The head above him nodded.
‘You just have a little sleep now, there‘s a good boy ! And when you wake up your mother will be here !‘
Obediently, Moss closed his eyes, and the sounds of ‘Nurse ! Nurse !‘ faded as he drifted into sleep.
When he woke again, his mother was there as the nurse had promised she would be.
‘Come on, love !‘ she said. ‘It‘s time to goo ‘ome !‘
Home . . .
He began to scramble up from the straw palliasse on which he was lying, but his head swam again. He reeled and seemed about to fall, and Lizzie was obliged to support him until he was a little recovered.

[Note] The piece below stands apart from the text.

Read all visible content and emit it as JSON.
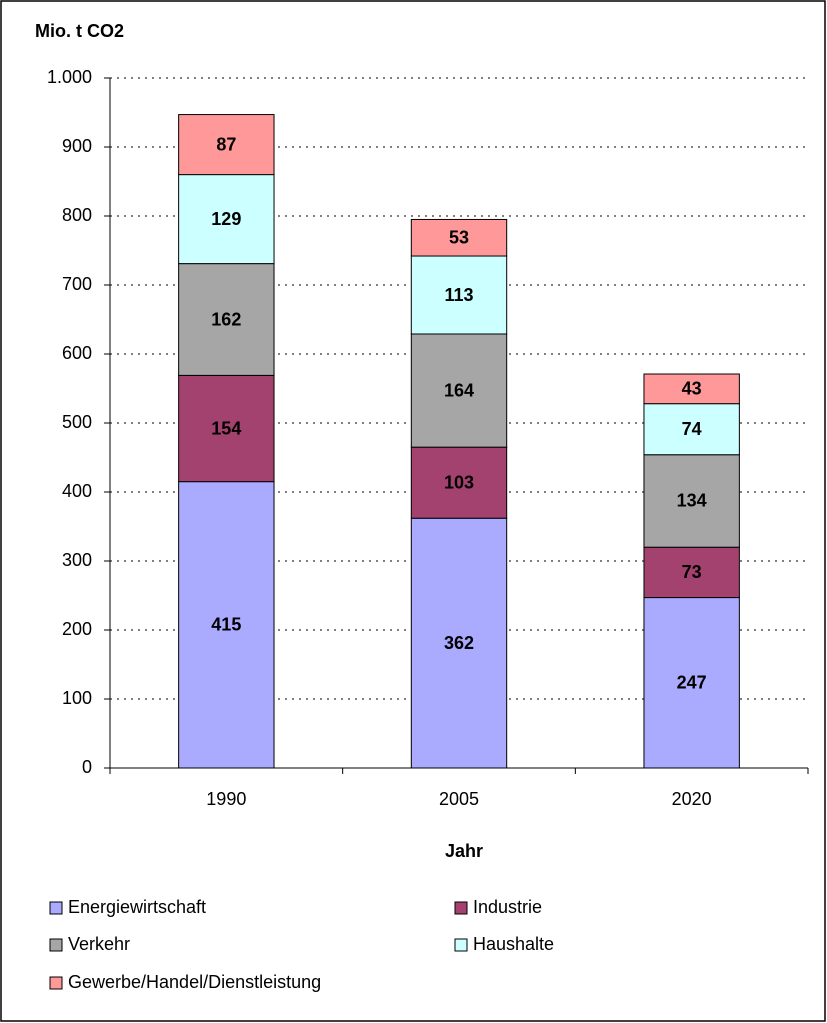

He looked dizzily around him. The floor was covered with straw-filled mattresses, on each of which lay a child. Some, like him, were now beginning to sit up, some still lay sleeping, and some were crying noisily. A few, like Moss, were white and silent.
His one overwhelming desire was to be out of this awful place and home. Home, where Mam would surely be able to do something about this intolerable ache in his throat.
He remembered little of the journey. There was a pad of clean linen over his mouth, held in place by a woollen scarf. He was to hold it to his face tightly, his mother said, so as ‘not to catch cowd‘. He was scarcely conscious of the long-anticipated ride in the taxi. He wanted only to be home, home.
But when at last he was tucked up in his own bed, where Mam could minister to him, to his and to her heart‘s content, he found that not even Mam could do anything for the ache in his throat.